The Consumer Confidence Index, reported by the Conference Board, dropped 4.3 points from 92.9 to 88.6 in December, the lowest level since August 2020. The Present Situation Index plunged 15.6 points from 105.9 to 90.3, while the Expectation Situation Index increased 3.2 points from 84.3 to 87.5.
Consumers’ assessment of current business conditions deteriorated in December. The shares of respondents rating business conditions “good” remained fell by 2.8 percentage points to 16.0%, while those claiming business conditions “bad” rose by 4.6 percentage points to 39.5%. Meanwhile, consumers’ assessment of the labor market was also less favorable. The share of respondents reporting that jobs were “plentiful” decreased by 4.5 percentage points, while those saw jobs as “hard to get” increased by 2.6 percentage points.

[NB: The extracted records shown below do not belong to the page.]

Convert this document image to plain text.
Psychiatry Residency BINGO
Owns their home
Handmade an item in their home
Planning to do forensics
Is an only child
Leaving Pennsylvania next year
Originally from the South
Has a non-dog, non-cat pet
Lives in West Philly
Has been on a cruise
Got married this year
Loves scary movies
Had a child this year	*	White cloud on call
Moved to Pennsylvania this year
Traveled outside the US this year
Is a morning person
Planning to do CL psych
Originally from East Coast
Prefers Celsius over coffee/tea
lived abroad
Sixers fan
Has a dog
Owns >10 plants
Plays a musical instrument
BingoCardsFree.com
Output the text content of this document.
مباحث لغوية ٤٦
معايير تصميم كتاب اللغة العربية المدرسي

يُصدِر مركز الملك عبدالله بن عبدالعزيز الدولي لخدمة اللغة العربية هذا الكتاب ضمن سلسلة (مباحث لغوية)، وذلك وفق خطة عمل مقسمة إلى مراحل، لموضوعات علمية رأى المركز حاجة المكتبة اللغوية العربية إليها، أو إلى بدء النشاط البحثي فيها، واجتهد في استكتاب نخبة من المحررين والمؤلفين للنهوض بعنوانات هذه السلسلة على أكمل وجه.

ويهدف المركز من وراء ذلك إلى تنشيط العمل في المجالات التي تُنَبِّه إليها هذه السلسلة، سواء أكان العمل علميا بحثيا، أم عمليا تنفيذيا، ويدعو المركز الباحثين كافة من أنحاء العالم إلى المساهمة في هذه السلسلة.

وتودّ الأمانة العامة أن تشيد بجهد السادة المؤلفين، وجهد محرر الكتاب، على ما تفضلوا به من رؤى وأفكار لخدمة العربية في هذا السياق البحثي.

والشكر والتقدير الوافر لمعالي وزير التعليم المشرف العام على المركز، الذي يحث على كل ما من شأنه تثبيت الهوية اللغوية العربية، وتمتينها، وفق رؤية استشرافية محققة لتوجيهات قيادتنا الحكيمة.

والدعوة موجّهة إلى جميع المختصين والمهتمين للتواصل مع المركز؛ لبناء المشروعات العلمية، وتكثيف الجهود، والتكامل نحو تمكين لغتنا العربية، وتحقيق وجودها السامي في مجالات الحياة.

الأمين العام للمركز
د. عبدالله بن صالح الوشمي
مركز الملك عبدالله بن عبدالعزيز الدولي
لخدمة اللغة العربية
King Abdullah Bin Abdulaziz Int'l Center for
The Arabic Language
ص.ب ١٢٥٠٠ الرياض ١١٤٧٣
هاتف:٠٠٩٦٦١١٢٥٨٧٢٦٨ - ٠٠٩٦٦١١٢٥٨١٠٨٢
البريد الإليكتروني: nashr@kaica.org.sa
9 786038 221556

Consumers, however, were moderately more optimistic about the short-term outlook. The share of respondents expecting business conditions to improve increased from 26.5% to 29%, while those expecting business conditions to deteriorate fell from 22.5% to 21.9%. Similarly, expectations of employment over the next six months improved. The share of respondents expecting “more jobs” rose by 2.5 percentage points to 27.5%, while those anticipating “fewer jobs” marginally increased by 0.6 percentage points to 22.2%.
The Conference Board also reported the share of respondents planning to buy a home within six months. Despite the low mortgage rates, surging home prices and lack of inventory started to harm affordability and hinder ownership opportunity. The share of respondents planning to buy a home fell to 5.2% in December. The share of respondents planning to buy a newly constructed home slightly decreased to 0.9%, and for those who planning to buy an existing home declined to 3.3%.